The Esmeraldas refinery project could be supported by the government's new $2.8bn framework agreement with the US development bank DFC to refinance debt and support private sector investment. For the US, the 14 January agreement aligns with a wider strategy to counter Chinese lending in the region. The Correa administration signed billions of dollars in oil-backed loans with Beijing, some of which are still outstanding.
Esmeraldas is one of three refineries owned by state-owned PetroEcuador, which absorbed its upstream counterpart PetroAmazonas on 1 January as part of President Lenin Moreno's austerity program. Together the companies have some 10,000 employees on the payroll, which will be reduced in the first quarter to avoid redundancies, Ortiz said.

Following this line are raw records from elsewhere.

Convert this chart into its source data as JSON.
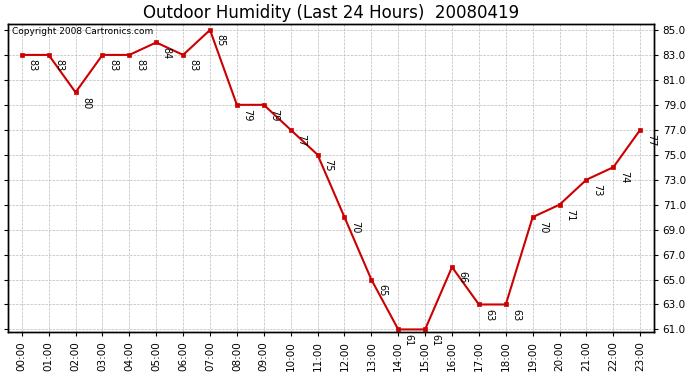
{
  "title": "Outdoor Humidity (Last 24 Hours)  20080419",
  "hours": [
    "00:00",
    "01:00",
    "02:00",
    "03:00",
    "04:00",
    "05:00",
    "06:00",
    "07:00",
    "08:00",
    "09:00",
    "10:00",
    "11:00",
    "12:00",
    "13:00",
    "14:00",
    "15:00",
    "16:00",
    "17:00",
    "18:00",
    "19:00",
    "20:00",
    "21:00",
    "22:00",
    "23:00"
  ],
  "values": [
    83,
    83,
    80,
    83,
    83,
    84,
    83,
    85,
    79,
    79,
    77,
    75,
    70,
    65,
    61,
    61,
    66,
    63,
    63,
    70,
    71,
    73,
    74,
    77
  ],
  "line_color": "#cc0000",
  "marker_color": "#cc0000",
  "bg_color": "#ffffff",
  "grid_color": "#bbbbbb",
  "label_color": "#000000",
  "ylim_min": 61.0,
  "ylim_max": 85.0,
  "ytick_step": 2.0,
  "copyright_text": "Copyright 2008 Cartronics.com",
  "title_fontsize": 12,
  "tick_fontsize": 7.5,
  "label_fontsize": 7,
  "copyright_fontsize": 6.5
}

Speaking this afternoon on the roundtable, PetroEcuador's new chief executive Gonzalo Maldonado said the new merged company could eventually list shares in a public-private model similar to Brazil's Petrobras. "This would be a way to democratize the company, not privatize it," Maldonado said. He touted the company's success in placing heavy sour spot barrels in the market in transparent tenders, and highlighted plans to improve export infrastructure to enable larger-scale loadings.
Slower rhythm
Further downstream, Ecuador has slowed the adjustment of domestic diesel prices as a way to alleviate pressure on the economy, which has been pummelled by the Covid-19 pandemic.

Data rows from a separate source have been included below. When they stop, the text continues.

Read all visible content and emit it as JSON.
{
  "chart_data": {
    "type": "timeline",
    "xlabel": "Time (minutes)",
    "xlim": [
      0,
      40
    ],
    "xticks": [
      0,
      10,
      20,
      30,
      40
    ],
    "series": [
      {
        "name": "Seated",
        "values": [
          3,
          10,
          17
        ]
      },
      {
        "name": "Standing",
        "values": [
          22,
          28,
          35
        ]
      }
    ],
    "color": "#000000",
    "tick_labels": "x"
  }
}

Under a May 2020 policy aimed at removing heavy subsidies, gasoline and diesel prices are now tied to WTI and adjusted on a monthly basis. The monthly adjustment in the case of diesel was recently reduced to 3pc from a previous 5pc, postponing the convergence with international levels to December 2021 from a previous target of June, Ortiz said.
"Last year ended with $648mn in savings from the process of eliminating the (fuel) subsidies -- this is the result," Ortiz said. Residential LPG is still subsidized, but the government is working on a program of targeting subsidies for that fuel as well.
The government is hoping the new market-based pricing policy will also encourage private companies to import fuel, leasing storage and other infrastructure from PetroEcuador and establishing a parallel system of non-regulated fuel prices.
Ecuador's declining natural gas production in the Gulf of Guayaquil could be offset by future LNG imports as well, Ortiz said.
Quito withdrew from Opec a year ago, and currently produces around 510,000 b/d of Oriente and Napo crude grades, some of which PetroEcuador exports through monthly tenders.
Among the government's other priorities is renewable energy. Recently awarded solar and wind projects offering a combined 400MW of installed capacity represent $400mn in investment. A project on the Galapagos islands is scheduled to be awarded soon.
Election bonanza
Ecuadoreans go to the polls on 7 February to elect a new president from among 16 candidates. The National Assembly is on the ballot as well. The elections are widely seen as a referendum on Moreno's economic reform agenda. A presidential run-off, if necessary, would be held on 11 April, a watershed political date for the region. On the same day, neighboring Peru holds presidential elections and Chile holds elections for a constitutional convention, governors, mayors and city councils.